Eerder bij de Raad voor de Journalistiek. Als randvermelding. "publiek figuur". Onrechtmatige perspublicatie? In het Parool is een artikel gepubliceerd over de slechte betalingsmoraal van een projectontwikkelaarster. Afweging van de in aanmerking komende belangen. De beschuldigingen vinden in voldoende mate steun in het beschikbare feitenmateriaal. De projectontwikkelaarster is aan te merken als een zogenaamd ‘publiek figuur’. Het Parool heeft de projectontwikkelaarster in voldoende mate in staat gesteld om te reageren op het voornemen tot publicatie van het artikel. De rechtbank oordeelt, al deze omstandigheden in aanmerking genomen, dat de publicatie niet onrechtmatig is jegens de projectontwikkelaarster.

 

3.2.   [B] c.s. legt - samengevat - het volgende aan haar vordering ten grondslag. Het artikel is grievend van aard, met als boodschap het diskwalificeren van [B] c.s., zodat haar potentiële zakenpartners gewaarschuwd zijn. De rode draad van het artikel is dat [B] een malafide onderneemster is die haar contractspartijen stelselmatig dupeert doordat zij haar rekeningen niet betaalt. Daarmee is de goede naam, eer en reputatie van [B] c.s. aangetast. Het Parool c.s. heeft met het publiceren van het artikel onzorgvuldig jegens [B] c.s. gehandeld aangezien de geuite beschuldigingen geen steun vinden in het beschikbare feitenmateriaal en zij niet op deugdelijke wijze hoor en wederhoor heeft toegepast. Verder is van belang dat [B], anders dan Het Parool c.s. stelt, niet is aan te merken als een publiek figuur. Het Parool c.s. heeft dan ook onrechtmatig jegens [B] c.s. gehandeld en is aansprakelijk voor de als gevolg van dit handelen door haar geleden schade.

Publiek figuur
4.16.  Bij dit alles moet in aanmerking worden genomen dat [B] als bekende projectontwikkelaarster is aan te merken als een zogenaamd ‘publiek figuur’. Zij is verbonden aan een aantal grotere, althans bekende, vastgoedprojecten in en rond Amsterdam en was daarmee in het verleden al in de publiciteit gekomen. Vaststaat verder dat zij met de projecten Marina Kaap Hoorn en Marcanti ook zelf de publiciteit heeft gezocht.

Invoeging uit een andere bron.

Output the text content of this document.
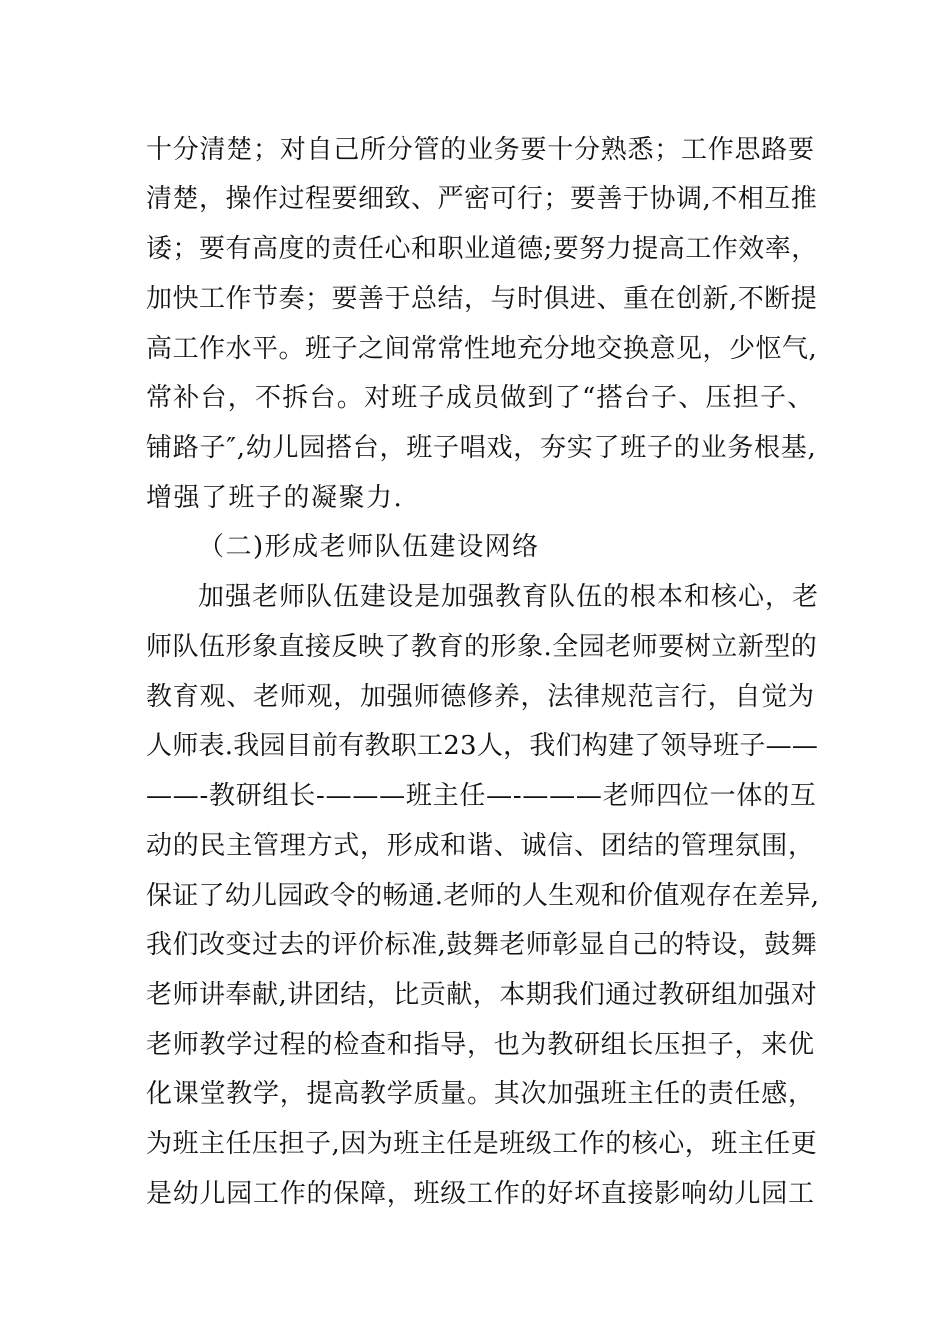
十分清楚；对自己所分管的业务要十分熟悉；工作思路要
清楚，操作过程要细致、严密可行；要善于协调,不相互推
诿；要有高度的责任心和职业道德;要努力提高工作效率，
加快工作节奏；要善于总结，与时俱进、重在创新,不断提
高工作水平。班子之间常常性地充分地交换意见，少怄气,
常补台，不拆台。对班子成员做到了“搭台子、压担子、
铺路子″,幼儿园搭台，班子唱戏，夯实了班子的业务根基,
增强了班子的凝聚力.
（二)形成老师队伍建设网络
加强老师队伍建设是加强教育队伍的根本和核心，老
师队伍形象直接反映了教育的形象.全园老师要树立新型的
教育观、老师观，加强师德修养，法律规范言行，自觉为
人师表.我园目前有教职工23人，我们构建了领导班子——
——-教研组长-———班主任—-———老师四位一体的互
动的民主管理方式，形成和谐、诚信、团结的管理氛围，
保证了幼儿园政令的畅通.老师的人生观和价值观存在差异,
我们改变过去的评价标准,鼓舞老师彰显自己的特设，鼓舞
老师讲奉献,讲团结，比贡献，本期我们通过教研组加强对
老师教学过程的检查和指导，也为教研组长压担子，来优
化课堂教学，提高教学质量。其次加强班主任的责任感，
为班主任压担子,因为班主任是班级工作的核心，班主任更
是幼儿园工作的保障，班级工作的好坏直接影响幼儿园工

Het Parool heeft op 14 maart 2009, na de overname van Marcanti, een interview met [B] gepubliceerd, waarin zij zichzelf als doortastende en succesvolle onderneemster neerzette. Gelet op het voorgaande voert Het Parool c.s. terecht aan dat [B] moet dulden dat zij door de media kritisch wordt gevolgd. Het Parool c.s. heeft dan ook onder het licht mogen brengen dat eerdere - positieve - geluiden over [B] nuancering behoefden.

Hoor en wederhoor
4.19.  De rechtbank is van oordeel dat Het Parool c.s. [B] in voldoende mate in staat heeft gesteld te reageren op het voornemen tot publicatie van het artikel. [C] heeft voorafgaand aan de publicatie telefonisch en schriftelijk contact met [B] en mr. [D] gehad en de reactie van [B] ook - zij het in een apart kader - in het artikel verwerkt. Haar standpunt over de verschillende onderwerpen die in het artikel aan de orde komen was bekend bij [C], maar behoefde, gelet op het hiervoor overwogene, voor Het Parool c.s. geen aanleiding te vormen om het artikel te herzien. Dat [B] van mening is dat het artikel haar schaadt en dat daar onjuistheden in staan, neemt niet weg dat zij wel de kans heeft gekregen haar reactie te geven. Het andersluidende oordeel van de Raad voor de Journalistiek doet aan het voorgaande niet af. Nog daargelaten dat de Raad niet hetzelfde toetsingskader hanteert als de rechtbank, geldt dat de Raad aan zijn beslissing ten grondslag heeft gelegd dat de gepleegde wederhoor slechts is gebaseerd op een kort telefoongesprek met [B] op 4 november 2010, terwijl in deze procedure is komen vast te staan dat de contacten tussen [B] en [C] veel uitgebreider zijn geweest dan dat (zie hiervoor onder 2.3).

4.20.  Alle hiervoor weergegeven omstandigheden in aanmerking genomen wordt, na afweging van de wederzijdse betrokken belangen, geconcludeerd dat Het Parool c.s. niet onrechtmatig heeft gehandeld jegens [B] c.s. door het artikel te plaatsen. Dit betekent dat de vorderingen van [B] c.s. zullen worden afgewezen. De overige stellingen van partijen behoeven daarmee geen verdere bespreking.